By now I’m sure you’ve realized that the above discussion on destiny was no coincidence. “Destiny” and “fate” are very much central to the thing that is “timeless love”. Love is very often glorified in works of fiction because, well, it is a very sensitive subject. Love can simultaneously lead to the best and the worst of thoughts and feelings, and what better way to demonstrate this than by dragging out a love affair for several thousand years? Really, when you get to the nitty-gritty of things, Aquarion is just one big, and extremely dragged-out love drama. Not to say that’s a bad thing, or that I’m trying to belittle Aquarion, though. I personally found EVOL rather enjoyable, as a matter of fact.

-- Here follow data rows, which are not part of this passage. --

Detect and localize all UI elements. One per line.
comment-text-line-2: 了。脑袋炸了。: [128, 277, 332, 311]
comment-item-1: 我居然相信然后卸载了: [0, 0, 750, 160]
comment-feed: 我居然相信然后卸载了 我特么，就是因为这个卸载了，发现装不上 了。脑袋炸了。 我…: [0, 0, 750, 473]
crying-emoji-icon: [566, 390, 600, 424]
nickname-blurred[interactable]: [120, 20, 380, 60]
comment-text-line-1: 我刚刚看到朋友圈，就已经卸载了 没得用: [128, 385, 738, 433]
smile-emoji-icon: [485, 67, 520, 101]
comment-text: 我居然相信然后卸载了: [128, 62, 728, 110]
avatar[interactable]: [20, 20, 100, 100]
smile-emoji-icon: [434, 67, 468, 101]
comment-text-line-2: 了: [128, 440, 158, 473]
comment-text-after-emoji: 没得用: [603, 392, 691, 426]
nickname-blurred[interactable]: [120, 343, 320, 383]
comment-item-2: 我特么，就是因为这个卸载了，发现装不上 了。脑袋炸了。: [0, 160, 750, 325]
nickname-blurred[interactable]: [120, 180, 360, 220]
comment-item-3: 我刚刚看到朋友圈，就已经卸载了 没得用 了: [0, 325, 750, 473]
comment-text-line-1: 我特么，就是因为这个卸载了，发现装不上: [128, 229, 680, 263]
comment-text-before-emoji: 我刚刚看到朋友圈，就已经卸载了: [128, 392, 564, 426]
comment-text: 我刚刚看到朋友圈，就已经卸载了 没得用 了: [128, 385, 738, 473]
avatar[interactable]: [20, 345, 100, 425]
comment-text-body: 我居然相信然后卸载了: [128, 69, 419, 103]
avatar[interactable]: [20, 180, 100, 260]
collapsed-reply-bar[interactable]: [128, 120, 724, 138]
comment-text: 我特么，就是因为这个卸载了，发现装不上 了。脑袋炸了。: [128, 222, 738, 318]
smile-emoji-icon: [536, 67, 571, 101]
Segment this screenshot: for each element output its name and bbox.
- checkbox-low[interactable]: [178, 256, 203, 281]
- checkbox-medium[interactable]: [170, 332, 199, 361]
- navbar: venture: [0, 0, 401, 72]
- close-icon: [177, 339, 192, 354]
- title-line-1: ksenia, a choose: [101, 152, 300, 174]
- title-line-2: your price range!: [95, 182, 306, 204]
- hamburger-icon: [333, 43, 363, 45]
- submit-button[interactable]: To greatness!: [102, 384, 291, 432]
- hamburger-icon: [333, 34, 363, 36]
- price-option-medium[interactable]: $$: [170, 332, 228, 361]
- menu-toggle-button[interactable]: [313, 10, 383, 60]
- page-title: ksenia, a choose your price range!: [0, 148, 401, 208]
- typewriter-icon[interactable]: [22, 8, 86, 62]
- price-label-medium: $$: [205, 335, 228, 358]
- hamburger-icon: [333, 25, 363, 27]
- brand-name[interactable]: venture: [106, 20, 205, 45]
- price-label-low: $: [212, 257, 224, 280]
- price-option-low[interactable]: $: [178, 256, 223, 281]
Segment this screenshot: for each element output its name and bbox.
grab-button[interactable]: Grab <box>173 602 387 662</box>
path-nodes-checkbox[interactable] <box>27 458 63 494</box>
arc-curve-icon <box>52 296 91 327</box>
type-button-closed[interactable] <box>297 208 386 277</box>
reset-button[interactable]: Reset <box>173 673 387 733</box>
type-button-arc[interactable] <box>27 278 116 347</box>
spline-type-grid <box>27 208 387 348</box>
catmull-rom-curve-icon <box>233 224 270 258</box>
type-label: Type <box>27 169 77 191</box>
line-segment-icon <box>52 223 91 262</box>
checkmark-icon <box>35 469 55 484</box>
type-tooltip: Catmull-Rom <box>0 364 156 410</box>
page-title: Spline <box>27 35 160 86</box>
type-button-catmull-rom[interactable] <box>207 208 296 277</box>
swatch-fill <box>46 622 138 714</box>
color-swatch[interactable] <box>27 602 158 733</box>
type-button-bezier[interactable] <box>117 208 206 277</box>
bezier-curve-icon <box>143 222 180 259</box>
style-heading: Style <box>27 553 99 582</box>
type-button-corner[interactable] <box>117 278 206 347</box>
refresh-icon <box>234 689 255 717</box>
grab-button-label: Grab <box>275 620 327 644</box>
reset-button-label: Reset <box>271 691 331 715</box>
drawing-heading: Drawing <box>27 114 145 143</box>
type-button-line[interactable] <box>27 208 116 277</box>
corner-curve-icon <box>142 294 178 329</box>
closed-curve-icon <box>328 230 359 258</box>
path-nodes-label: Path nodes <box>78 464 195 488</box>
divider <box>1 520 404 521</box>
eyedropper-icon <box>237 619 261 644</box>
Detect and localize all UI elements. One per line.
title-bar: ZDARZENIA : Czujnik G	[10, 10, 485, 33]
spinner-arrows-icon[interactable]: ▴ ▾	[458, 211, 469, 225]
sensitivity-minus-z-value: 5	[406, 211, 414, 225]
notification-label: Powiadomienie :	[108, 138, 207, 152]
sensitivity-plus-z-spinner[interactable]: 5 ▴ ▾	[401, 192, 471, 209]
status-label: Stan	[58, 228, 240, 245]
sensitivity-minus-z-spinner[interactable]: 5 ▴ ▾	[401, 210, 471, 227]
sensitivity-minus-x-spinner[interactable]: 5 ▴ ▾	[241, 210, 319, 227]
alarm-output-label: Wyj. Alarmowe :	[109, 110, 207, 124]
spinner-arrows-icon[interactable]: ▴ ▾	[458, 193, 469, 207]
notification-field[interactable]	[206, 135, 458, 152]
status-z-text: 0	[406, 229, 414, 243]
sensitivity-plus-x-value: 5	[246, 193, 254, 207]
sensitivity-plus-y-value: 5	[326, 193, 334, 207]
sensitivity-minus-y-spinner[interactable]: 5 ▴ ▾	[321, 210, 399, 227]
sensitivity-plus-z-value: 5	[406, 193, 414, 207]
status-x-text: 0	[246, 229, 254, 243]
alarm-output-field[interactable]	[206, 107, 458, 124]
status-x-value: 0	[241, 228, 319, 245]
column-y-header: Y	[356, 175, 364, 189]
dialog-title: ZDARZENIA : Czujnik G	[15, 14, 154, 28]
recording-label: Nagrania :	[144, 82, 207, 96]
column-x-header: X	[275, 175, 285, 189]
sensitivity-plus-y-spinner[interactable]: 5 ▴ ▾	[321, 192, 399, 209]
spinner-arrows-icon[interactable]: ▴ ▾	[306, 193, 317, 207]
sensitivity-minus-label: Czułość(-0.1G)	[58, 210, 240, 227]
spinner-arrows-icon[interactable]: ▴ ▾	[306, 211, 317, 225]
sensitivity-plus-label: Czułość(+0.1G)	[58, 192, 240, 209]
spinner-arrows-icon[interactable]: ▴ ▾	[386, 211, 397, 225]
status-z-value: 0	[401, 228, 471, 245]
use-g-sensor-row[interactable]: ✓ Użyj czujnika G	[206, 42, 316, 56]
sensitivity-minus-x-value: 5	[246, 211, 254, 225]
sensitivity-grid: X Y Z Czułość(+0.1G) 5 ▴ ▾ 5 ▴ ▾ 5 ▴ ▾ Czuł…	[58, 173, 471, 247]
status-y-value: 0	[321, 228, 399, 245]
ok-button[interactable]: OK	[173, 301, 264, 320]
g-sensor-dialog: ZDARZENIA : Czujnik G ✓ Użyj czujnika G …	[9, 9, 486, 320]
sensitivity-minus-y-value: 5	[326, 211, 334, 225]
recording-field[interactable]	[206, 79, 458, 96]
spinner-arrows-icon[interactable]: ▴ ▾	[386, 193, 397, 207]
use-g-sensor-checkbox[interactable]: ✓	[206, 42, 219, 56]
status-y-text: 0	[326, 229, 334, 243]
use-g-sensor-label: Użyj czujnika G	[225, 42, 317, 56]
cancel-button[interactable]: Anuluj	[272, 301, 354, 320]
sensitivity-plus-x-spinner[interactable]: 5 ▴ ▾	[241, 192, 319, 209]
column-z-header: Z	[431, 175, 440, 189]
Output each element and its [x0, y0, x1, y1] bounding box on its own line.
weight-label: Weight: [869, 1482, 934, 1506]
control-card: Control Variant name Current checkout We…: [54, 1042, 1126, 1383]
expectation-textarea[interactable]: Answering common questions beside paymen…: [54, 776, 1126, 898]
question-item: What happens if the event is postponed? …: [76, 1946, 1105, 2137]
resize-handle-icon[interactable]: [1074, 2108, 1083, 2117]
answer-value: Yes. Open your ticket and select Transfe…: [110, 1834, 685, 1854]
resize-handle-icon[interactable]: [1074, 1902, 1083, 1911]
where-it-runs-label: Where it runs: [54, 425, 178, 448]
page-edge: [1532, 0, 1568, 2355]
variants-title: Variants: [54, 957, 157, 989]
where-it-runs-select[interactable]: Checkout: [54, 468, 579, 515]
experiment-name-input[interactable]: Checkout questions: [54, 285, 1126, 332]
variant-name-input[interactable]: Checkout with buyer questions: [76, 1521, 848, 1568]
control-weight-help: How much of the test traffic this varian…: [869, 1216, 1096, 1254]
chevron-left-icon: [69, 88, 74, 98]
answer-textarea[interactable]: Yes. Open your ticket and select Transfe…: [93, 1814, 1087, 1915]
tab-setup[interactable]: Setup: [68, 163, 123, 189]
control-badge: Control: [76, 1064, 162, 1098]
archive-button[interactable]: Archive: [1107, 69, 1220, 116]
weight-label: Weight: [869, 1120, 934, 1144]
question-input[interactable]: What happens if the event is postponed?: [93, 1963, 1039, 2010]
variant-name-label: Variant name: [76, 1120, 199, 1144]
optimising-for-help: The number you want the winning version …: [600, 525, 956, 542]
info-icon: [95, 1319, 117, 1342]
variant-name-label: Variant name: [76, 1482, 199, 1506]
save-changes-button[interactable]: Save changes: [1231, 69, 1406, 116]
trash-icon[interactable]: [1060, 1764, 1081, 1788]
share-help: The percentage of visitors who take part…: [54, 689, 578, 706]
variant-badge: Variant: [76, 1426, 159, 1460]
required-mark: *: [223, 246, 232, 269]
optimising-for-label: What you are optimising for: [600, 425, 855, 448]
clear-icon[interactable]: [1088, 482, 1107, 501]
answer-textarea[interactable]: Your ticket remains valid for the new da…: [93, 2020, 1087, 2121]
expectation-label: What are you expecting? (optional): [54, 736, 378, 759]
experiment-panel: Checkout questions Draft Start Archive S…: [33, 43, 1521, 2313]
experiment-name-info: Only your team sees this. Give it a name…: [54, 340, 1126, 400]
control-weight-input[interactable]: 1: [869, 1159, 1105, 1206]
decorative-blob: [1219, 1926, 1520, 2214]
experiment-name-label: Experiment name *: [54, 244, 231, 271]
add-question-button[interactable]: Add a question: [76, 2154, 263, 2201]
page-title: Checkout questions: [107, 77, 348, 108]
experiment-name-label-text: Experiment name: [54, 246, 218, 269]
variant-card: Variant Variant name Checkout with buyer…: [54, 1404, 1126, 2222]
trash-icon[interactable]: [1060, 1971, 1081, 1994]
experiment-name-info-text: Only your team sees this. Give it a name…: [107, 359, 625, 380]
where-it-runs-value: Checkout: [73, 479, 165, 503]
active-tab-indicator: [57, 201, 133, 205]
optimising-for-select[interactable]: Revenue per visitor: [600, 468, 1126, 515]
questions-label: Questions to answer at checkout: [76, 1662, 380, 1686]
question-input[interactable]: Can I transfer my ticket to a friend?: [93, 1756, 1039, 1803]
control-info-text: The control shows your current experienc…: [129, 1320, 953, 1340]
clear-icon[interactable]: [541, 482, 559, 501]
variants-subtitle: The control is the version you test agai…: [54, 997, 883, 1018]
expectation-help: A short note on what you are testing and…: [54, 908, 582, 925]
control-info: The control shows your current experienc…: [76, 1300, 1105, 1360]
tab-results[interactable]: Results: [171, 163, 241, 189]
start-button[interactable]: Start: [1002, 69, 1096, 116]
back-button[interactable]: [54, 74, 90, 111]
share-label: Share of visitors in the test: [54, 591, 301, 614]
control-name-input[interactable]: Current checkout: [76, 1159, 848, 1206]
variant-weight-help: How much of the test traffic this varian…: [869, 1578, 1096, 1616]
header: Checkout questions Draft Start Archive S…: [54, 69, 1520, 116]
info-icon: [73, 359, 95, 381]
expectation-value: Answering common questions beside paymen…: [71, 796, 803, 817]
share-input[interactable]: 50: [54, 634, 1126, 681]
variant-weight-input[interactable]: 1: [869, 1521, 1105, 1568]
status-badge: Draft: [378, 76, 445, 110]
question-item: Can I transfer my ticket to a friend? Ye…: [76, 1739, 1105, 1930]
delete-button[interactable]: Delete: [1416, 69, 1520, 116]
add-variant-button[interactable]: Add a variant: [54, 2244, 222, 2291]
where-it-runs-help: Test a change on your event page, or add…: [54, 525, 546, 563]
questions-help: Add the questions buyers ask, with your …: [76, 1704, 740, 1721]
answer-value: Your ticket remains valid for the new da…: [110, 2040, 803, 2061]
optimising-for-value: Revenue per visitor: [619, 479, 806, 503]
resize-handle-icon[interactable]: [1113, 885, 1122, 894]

Even so, I still can’t quite agree with the thought of “timeless love”. At face value, it does sound extremely romantic (doesn’t help that I’m not a particularly big fan of romance). It’s not as if Aquarion is the first one, or even the only one, to do this either. The phrase “I’ll wait for you” (and its many variations) is probably present in hundreds of thousands of works of fiction. Take Doctor Who, for example. But is it really appropriate to wait thousands of years for your loved one? Moreover, what if we introduce the concept of reincarnation to make things even more complicated? I say that’s all just silly. Yes, it’s nice to long for your loved one, but waiting thousands of years and several incarnations is totally excessive. There’s no need to bind yourself so tightly to another person. Heck, even the traditional wedding vow states “till death do us part”. Word of God has even given you permission to call it off after death!
Ok, religious mockery aside, being bound to another even after death is just silly instead of romantic in my mind. I’ll save my analysis of reincarnation and rebirth for another day, but I think it’s safe to say that you should just give it a rest after having died even just once. Try going after someone else instead; having a little variety can’t hurt. Love may be a very strong feeling, but when you’re dead, you’re dead. There’s no need to keep holding on to a past that may as well not be yours. By now, little bits and pieces of my view on reincarnation are probably seeping into this discourse, so I’ll try to make this as brief as possible. Love can be a positive thing (at least, I sure hope so), but as with most other “good” things, it can be bad for you in excessive amounts.
Yanderes are a stereotypical example of this, but I would strive to argue that “timeless love” is yet another example of how too much love can be a bad thing. Just look at Aquarion; so many others get screwed over because of Apollonius and Celiane. And it only gets worse when a pet dog decides to join the fray. I say, just keep your love to one lifetime please. If you didn’t exactly get what you wanted, then just suck it up and move on. There is absolutely no need to remain lovesick or butthurt for 24000, let alone 12000, years. In a way, I guess this means I support Amata’s “I love Mikono for who she is” view, but I digress. All I ask is for people to realize when enough is enough. Go do something else instead of clinging to former lovers, like digging a hole for example.